HESTA chief executive Debby Blakey said on Tuesday that the fund took its obligation to advance the ambitions of reconciliation in Australia seriously.

The company argued in its submission to the Senate inquiry UNDRIP principles in Australia would lead to greater certainty for investors, better outcomes for Aboriginal and Torres Strait Islander people, and stronger returns for members.

Ms Blakey said Indigenous people were at greater risk of hardship in retirement.

"Our superannuation system was intended to benefit all Australians, however, the systemic disadvantage faced by many Aboriginal and Torres Strait Islander peoples during their working lives means that they also face increased financial insecurity in retirement," she said.

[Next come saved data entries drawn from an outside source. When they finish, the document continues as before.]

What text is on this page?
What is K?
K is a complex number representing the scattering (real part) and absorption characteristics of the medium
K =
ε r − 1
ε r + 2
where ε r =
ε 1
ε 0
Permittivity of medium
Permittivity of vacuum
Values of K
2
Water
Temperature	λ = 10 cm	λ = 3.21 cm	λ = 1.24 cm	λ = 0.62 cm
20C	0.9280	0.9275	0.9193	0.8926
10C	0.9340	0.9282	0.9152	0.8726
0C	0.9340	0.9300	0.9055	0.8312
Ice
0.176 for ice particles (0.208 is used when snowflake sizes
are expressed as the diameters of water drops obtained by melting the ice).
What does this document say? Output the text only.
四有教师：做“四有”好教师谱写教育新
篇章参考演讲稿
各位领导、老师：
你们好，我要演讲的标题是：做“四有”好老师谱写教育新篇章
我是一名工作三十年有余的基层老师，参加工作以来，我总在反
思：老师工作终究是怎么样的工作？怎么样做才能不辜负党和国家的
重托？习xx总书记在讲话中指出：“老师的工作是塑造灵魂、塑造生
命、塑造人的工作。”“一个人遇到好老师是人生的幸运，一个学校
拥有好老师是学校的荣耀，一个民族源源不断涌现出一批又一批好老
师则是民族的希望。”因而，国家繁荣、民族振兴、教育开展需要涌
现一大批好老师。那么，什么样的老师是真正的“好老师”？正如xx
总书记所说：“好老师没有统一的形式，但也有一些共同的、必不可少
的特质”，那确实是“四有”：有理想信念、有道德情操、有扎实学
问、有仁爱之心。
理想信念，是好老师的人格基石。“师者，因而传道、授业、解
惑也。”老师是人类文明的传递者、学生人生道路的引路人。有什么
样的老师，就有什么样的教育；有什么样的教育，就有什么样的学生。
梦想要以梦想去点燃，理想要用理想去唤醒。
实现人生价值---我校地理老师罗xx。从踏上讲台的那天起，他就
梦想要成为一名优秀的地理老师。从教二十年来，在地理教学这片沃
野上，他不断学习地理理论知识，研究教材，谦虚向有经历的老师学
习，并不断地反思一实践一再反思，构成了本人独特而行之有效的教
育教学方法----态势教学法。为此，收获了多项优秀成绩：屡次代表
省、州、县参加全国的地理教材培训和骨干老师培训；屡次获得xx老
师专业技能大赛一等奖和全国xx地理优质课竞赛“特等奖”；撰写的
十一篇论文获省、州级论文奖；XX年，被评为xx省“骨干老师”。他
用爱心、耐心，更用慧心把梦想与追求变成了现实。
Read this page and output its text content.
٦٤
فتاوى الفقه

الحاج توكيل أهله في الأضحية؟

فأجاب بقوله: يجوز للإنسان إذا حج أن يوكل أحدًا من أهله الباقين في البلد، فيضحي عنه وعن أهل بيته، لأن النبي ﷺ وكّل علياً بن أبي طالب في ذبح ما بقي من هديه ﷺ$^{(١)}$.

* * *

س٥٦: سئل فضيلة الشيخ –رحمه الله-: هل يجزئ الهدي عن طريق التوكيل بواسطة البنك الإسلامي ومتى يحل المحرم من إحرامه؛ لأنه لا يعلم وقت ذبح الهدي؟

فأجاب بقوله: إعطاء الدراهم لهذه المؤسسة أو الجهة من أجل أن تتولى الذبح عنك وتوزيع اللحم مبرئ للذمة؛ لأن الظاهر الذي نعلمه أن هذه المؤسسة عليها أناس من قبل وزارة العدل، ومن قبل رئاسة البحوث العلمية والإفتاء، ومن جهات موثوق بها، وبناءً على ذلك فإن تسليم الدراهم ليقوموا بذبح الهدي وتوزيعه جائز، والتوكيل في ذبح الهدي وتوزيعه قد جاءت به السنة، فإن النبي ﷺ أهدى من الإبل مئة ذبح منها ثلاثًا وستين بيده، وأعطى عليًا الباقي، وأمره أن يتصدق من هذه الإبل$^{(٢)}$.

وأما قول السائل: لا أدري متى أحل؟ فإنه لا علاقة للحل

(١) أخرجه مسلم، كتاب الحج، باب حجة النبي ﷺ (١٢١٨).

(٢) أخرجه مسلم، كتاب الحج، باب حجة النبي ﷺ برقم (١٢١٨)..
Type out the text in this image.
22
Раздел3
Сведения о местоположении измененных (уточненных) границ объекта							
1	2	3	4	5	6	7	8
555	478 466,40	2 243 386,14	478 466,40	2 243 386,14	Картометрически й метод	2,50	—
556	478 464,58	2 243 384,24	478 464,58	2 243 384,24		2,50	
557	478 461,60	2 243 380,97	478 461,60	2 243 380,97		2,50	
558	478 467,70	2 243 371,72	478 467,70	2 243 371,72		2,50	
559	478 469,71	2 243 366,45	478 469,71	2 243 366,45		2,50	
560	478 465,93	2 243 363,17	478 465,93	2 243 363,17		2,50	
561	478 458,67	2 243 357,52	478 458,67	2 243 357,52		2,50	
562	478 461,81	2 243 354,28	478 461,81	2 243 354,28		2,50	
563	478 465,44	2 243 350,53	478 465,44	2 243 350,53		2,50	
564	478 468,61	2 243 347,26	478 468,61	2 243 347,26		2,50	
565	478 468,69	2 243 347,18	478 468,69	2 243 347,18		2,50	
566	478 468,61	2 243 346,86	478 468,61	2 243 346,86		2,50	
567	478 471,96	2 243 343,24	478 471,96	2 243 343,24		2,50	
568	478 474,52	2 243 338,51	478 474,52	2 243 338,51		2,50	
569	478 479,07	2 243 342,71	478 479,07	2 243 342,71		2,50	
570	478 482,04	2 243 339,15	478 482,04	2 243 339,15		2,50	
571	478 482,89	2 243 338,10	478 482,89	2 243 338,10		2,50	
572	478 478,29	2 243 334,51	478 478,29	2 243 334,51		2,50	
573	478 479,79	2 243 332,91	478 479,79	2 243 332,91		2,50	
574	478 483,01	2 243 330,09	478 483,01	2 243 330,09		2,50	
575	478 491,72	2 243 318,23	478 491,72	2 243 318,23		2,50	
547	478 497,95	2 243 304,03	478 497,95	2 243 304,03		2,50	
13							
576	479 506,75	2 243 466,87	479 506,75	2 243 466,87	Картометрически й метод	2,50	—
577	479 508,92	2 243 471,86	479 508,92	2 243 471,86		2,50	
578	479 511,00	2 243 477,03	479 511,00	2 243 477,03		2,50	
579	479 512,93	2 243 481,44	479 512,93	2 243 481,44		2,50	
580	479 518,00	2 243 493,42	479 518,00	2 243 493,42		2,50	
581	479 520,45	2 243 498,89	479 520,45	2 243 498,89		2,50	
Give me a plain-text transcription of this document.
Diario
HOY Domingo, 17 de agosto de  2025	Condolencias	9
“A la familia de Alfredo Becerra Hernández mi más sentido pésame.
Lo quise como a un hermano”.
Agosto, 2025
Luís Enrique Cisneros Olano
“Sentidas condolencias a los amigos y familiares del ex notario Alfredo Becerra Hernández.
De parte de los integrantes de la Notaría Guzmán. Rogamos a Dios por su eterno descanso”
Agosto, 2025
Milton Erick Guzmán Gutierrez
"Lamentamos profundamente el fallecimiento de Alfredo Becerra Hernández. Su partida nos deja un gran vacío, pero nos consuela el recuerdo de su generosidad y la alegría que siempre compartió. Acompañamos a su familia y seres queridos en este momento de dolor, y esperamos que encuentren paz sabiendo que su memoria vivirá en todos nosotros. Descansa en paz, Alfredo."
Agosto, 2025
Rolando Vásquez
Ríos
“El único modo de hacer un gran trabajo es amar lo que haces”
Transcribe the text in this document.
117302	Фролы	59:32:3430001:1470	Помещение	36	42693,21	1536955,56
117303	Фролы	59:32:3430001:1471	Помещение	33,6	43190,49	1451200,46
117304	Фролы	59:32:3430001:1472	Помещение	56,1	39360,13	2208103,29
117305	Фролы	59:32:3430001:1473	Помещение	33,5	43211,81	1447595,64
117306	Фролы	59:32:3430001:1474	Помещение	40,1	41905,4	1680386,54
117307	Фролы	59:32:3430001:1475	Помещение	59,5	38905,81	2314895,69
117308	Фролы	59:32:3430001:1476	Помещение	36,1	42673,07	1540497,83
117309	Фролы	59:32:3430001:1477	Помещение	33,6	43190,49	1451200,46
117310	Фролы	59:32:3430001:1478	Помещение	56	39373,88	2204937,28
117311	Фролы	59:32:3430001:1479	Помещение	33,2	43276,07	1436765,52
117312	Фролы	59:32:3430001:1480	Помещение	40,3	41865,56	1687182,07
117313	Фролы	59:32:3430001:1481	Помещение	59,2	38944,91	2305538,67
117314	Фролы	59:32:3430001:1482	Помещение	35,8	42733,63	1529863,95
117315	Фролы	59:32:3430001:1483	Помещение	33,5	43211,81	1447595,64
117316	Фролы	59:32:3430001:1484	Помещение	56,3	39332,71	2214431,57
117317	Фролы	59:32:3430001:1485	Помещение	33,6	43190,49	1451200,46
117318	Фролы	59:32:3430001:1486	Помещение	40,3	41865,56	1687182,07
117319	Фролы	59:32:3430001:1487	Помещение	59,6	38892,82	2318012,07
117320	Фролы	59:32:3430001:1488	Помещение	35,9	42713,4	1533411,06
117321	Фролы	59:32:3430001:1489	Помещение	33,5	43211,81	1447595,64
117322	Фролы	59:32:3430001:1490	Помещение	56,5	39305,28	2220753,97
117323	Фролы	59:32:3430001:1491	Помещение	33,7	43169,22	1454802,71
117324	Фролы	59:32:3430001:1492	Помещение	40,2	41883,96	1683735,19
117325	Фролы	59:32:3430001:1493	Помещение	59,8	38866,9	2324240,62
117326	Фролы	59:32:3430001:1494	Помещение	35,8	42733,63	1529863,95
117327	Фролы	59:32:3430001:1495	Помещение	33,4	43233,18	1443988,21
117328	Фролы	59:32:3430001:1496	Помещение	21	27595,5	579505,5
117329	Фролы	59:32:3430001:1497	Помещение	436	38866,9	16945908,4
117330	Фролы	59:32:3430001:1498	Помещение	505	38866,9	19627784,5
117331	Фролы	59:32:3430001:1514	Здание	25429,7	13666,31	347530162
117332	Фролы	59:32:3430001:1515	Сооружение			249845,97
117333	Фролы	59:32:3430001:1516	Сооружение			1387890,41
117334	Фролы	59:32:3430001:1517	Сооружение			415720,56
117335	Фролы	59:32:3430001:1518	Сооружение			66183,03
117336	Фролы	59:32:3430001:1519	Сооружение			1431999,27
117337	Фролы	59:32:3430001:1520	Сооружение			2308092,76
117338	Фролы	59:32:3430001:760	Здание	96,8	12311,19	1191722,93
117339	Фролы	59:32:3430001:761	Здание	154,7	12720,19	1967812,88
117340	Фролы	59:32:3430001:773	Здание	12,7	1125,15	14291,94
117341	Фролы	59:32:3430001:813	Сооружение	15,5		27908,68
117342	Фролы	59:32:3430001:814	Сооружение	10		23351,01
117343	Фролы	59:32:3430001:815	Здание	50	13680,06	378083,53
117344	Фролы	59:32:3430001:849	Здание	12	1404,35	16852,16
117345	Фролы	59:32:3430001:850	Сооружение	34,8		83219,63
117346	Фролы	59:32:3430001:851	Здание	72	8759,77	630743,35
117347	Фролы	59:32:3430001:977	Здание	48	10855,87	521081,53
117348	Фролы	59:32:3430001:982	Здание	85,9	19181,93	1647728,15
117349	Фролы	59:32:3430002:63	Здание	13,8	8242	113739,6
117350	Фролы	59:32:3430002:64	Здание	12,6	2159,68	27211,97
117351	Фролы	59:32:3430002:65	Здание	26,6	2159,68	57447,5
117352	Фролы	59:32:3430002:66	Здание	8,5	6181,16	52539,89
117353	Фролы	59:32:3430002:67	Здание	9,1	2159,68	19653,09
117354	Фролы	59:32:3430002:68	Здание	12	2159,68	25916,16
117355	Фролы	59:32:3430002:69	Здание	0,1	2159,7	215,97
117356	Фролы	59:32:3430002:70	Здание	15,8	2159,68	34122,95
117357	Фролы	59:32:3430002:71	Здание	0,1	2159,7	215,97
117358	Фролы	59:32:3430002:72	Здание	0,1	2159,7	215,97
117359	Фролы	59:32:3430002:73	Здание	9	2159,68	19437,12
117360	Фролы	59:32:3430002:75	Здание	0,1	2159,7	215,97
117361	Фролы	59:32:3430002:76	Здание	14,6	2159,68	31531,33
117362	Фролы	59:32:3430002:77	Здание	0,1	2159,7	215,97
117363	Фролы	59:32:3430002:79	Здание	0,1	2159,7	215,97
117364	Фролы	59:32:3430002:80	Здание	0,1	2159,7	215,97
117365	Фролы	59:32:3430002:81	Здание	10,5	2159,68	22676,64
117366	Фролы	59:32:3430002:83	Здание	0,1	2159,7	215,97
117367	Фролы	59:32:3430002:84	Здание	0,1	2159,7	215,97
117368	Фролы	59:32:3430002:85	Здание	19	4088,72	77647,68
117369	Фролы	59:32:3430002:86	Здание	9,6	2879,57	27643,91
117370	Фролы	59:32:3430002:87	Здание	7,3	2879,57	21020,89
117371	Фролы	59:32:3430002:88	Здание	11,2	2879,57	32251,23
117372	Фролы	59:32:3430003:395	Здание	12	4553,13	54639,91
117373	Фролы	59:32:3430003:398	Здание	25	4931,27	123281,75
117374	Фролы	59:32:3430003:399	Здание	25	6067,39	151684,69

"There are many benefits to applying the UNDRIP principles in Australia.

"Not only will it help improve social and financial outcomes for Aboriginal and Torres Strait Islander people, but we believe it can help improve financial outcomes for investors, resulting in stronger returns for our members."

In its submission to the Inquiry, HESTA outlined the risks and implications for investors when the rights of First Peoples were not upheld, referring to Rio Tinto's destruction of significant cultural heritage at Juukan Gorge.

Ms Blakey said application of the UNDRIP in legislation would send "appropriate signals" to corporations and investors who do not already publicly support the declaration's principles.